Ankle Sprain


Ligaments are injured when a greater than normal stretching force is applied to them. This happens most commonly when the foot is turned inward or inverted. This kind of injury can happen in the following ways:

  • Awkwardly planting the foot when running, stepping up or down, or during simple tasks such as getting out of bed
  • Stepping on a surface that is irregular, such as stepping in a hole
  • Athletic events when one player steps on another player (A common example is a basketball player who goes up for a rebound and comes down on top of another player's foot. This can cause the rebounder's foot to roll inward.)
  • Inversion injuries, in which the foot rolls inward, are more common than eversion injuries (also referred to as a high ankle sprain), in which the foot twists outward.

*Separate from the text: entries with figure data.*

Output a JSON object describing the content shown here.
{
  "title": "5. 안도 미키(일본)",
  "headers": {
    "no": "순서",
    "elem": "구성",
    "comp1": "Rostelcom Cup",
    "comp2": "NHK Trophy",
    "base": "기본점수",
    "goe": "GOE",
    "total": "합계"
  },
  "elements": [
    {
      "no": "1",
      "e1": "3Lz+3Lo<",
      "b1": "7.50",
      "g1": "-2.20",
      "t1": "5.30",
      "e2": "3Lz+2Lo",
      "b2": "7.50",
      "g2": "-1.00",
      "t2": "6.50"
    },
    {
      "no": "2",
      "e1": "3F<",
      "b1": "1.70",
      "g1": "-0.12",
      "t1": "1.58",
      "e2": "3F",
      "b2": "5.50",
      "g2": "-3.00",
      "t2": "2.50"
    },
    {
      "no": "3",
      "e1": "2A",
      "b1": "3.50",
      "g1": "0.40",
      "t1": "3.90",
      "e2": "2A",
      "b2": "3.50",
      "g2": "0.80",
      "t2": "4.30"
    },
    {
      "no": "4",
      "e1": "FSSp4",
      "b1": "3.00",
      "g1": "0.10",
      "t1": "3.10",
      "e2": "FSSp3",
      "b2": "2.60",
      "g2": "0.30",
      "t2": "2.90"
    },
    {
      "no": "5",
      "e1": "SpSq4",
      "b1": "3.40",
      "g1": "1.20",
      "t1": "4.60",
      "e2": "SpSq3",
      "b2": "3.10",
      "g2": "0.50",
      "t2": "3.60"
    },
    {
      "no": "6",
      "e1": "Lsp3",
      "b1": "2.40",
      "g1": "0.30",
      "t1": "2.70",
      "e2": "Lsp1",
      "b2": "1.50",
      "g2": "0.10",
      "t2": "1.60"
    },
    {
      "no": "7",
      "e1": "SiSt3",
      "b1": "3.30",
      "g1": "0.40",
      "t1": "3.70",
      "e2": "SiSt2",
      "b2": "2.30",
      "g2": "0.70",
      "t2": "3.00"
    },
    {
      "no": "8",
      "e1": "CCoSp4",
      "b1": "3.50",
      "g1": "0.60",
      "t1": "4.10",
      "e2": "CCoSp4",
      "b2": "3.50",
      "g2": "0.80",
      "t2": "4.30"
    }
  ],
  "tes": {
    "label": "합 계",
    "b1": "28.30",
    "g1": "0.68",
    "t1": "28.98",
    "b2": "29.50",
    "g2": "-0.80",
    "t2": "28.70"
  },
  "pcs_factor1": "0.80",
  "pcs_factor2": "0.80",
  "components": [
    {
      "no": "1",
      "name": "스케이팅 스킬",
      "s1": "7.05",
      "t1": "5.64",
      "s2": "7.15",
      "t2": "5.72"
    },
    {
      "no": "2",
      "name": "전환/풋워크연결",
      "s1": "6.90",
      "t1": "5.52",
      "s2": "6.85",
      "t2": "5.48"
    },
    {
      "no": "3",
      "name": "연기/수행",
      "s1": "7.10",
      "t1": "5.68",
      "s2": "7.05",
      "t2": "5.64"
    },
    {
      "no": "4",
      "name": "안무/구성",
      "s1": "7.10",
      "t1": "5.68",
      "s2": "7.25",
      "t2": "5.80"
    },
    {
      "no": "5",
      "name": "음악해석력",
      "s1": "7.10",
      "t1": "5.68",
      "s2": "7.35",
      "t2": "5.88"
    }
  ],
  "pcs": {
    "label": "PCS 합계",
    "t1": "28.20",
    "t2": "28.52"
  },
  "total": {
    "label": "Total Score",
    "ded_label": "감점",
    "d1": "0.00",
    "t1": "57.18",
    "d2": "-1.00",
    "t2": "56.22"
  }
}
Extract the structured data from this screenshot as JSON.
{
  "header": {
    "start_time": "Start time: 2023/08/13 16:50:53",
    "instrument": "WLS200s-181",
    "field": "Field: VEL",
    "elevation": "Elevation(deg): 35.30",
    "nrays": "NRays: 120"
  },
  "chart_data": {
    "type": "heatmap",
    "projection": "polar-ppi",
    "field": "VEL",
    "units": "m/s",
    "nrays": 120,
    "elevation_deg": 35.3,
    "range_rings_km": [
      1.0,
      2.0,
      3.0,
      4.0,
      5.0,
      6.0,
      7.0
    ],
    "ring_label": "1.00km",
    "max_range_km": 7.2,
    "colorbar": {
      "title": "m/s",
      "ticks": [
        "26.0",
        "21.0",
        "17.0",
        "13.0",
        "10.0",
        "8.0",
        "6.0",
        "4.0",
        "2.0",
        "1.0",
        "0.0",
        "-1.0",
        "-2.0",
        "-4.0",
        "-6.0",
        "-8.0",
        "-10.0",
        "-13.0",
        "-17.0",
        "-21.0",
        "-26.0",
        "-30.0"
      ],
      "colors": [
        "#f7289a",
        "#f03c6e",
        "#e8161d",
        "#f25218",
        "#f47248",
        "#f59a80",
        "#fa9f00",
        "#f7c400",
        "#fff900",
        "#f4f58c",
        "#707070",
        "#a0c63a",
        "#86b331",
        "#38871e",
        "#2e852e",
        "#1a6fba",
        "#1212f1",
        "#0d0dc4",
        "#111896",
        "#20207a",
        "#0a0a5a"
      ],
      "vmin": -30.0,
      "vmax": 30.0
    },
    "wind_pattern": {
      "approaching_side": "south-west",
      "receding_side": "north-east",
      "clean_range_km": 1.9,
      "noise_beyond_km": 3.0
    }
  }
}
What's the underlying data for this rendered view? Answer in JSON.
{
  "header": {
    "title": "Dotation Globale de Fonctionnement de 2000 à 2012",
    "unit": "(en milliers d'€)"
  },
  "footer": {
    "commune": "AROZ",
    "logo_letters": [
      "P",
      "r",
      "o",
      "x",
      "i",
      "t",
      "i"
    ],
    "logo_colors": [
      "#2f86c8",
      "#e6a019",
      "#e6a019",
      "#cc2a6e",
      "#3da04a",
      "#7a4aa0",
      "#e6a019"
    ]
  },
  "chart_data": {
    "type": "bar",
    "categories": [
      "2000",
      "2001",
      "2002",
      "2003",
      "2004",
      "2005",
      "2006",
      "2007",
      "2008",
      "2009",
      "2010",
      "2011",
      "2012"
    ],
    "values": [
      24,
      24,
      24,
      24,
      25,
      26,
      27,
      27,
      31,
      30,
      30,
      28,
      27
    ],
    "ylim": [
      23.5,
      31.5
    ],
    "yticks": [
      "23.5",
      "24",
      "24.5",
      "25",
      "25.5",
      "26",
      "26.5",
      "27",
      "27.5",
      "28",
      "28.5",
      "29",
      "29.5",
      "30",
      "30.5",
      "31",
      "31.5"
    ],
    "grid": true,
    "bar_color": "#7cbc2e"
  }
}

Tissue injury and inflammation occur when an ankle is sprained. Blood vessels become "leaky" and allow fluid to ooze into the soft tissue surrounding the joint. White blood cells responsible for inflammation migrate to the area, and blood flow increases. The following are signs of inflammation:

  • Swelling, due to increased fluid in the tissue, is sometimes severe.
  • Pain: The nerves are more sensitive. The joint hurts and may throb. The pain can worsen when the sore area is pressed or the foot moves in certain directions (depending upon which ligament is involved) and during walking or standing.
  • Redness and warmth: Caused by increased blood flow to the area


Self-Care at Home

Care at home can help reduce pain and aid healing. Because most of the pain is caused by inflammation, the goal is to reduce and prevent inflammation.


  • Rest prevents further injury and avoids stress on already inflamed tissue.
    • Put the ankle joint at rest by wearing a brace or splint.
    • More severe sprains may be treated with use of crutches.
  • Ice is the best treatment.
    • Applying ice to the injury will do more for most people than medications.
    • Ice counteracts the increased blood flow to the injured area.
    • It reduces swelling, redness, and warmth.
    • Applied soon after the injury, ice prevents much of the inflammation from developing.
    • Do not apply ice directly to the skin. Use a towel between the ice and the injury, or use an ice bag. Apply ice for 20 minutes at a time, with at least 30 minutes between applications. This is to prevent frostbite, which can occur if you use ice too much or use it directly on your skin.
  • Compression (sometimes called "strapping") provides support and helps prevent inflammation.
    • Elastic wraps such as Ace bandages immobilize the ankle.
    • Do not apply wraps too tightly.
  • Elevation (keeping the injured area up as high as possible) will help the body absorb fluid that has leaked into the tissue.
    • Ideally, prop the ankle up so that it is above the level of the heart.
    • Sit in a reclining chair or prop your legs up with pillows.
  • Anti-inflammatory pain medications such as ibuprofen (Motrin IB and Advil) and naproxen (Aleve or Naprosyn) will reduce the pain and combat the swelling.